Jared affiche soudain une mine réjouie qui ne me dit rien qui vaille. La seconde suivante, il me confirme mes soupçons : il veut interroger Sarah sur Cléandre. Il veut obtenir tous les détails possibles et imaginables. Mauvaise idée, ça, très mauvaise idée. Je le lui dis aussitôt, mais bien trop fier de sa trouvaille, il range ses affaires. Il veut commencer son enquête au plus vite. Après une courte accolade, il décampe.
J'ai un très mauvais pressentiment. Si j'avais pu lui courir après, je l'aurais rattrapé, je l'aurais raisonné ! Mais ma cheville... Non, pas ma cheville. Pour être honnête, je meurs d'envie de découvrir ce qu'il va trouver. Son idée d'enquête me ravit, je suis juste contrarié de ne pas pouvoir y participer !
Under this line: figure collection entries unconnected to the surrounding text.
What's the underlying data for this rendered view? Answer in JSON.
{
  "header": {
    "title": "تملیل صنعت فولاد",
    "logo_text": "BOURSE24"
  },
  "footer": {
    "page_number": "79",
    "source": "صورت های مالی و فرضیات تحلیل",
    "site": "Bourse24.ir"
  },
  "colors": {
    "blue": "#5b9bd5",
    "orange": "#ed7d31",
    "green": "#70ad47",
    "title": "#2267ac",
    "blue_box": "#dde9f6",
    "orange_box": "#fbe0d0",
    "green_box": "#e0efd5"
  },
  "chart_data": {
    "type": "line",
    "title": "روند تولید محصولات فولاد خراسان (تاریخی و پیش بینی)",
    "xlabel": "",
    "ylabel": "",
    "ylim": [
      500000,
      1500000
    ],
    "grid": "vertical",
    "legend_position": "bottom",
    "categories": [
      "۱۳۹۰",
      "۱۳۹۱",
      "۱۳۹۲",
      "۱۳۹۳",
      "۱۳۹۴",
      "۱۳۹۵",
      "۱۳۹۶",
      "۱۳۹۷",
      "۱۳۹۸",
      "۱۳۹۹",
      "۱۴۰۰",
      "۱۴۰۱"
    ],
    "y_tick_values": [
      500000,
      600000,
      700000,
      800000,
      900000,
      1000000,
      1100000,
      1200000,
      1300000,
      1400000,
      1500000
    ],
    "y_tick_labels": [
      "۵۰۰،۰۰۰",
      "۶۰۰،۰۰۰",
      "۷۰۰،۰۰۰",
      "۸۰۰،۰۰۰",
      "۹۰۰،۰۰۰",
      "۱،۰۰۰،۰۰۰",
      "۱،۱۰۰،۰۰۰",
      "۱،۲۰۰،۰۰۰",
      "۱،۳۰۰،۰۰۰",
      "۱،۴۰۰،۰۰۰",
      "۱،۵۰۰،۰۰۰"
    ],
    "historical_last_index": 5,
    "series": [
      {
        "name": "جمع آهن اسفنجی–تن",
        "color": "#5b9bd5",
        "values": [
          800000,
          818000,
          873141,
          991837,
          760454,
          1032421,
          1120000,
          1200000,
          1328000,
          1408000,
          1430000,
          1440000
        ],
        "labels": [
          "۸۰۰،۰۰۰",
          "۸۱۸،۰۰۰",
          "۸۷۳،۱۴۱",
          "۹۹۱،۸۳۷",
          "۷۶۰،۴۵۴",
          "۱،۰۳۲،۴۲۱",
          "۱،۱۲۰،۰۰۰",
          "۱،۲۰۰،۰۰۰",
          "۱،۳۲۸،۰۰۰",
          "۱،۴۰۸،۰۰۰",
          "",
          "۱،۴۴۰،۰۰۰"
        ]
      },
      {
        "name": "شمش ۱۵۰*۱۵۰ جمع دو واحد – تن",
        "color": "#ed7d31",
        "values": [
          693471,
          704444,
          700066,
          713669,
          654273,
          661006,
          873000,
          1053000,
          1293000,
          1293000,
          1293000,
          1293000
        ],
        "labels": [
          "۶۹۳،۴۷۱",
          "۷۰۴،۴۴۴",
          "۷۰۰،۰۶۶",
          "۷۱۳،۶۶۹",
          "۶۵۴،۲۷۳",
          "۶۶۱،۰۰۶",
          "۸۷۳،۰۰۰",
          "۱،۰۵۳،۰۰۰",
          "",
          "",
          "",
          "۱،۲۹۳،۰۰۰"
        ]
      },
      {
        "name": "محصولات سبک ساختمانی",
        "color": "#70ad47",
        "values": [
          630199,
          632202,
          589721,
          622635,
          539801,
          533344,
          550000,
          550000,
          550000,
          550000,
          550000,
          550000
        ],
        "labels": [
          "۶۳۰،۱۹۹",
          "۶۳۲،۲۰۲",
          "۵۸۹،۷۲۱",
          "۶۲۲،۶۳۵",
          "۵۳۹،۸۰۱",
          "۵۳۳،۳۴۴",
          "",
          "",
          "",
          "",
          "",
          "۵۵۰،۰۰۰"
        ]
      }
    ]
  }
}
– Tu ne voulais pas vraiment de café, si ?
Perdu dans mes pensées, je ne l'ai pas entendu revenir. Il s'affale sur le canapé, à mes côtés et m'attire contre lui avec cette douceur qui le caractérise. Nous ne bougeons pas, nous ne parlons pas. Après quelques minutes, mes doigts partent explorer la peau de son ventre, ils se perdent sur les petites collines si confortables de ses hanches. Sans arrière-pensées de ma part, j'ai juste envie de goûter à sa chaleur.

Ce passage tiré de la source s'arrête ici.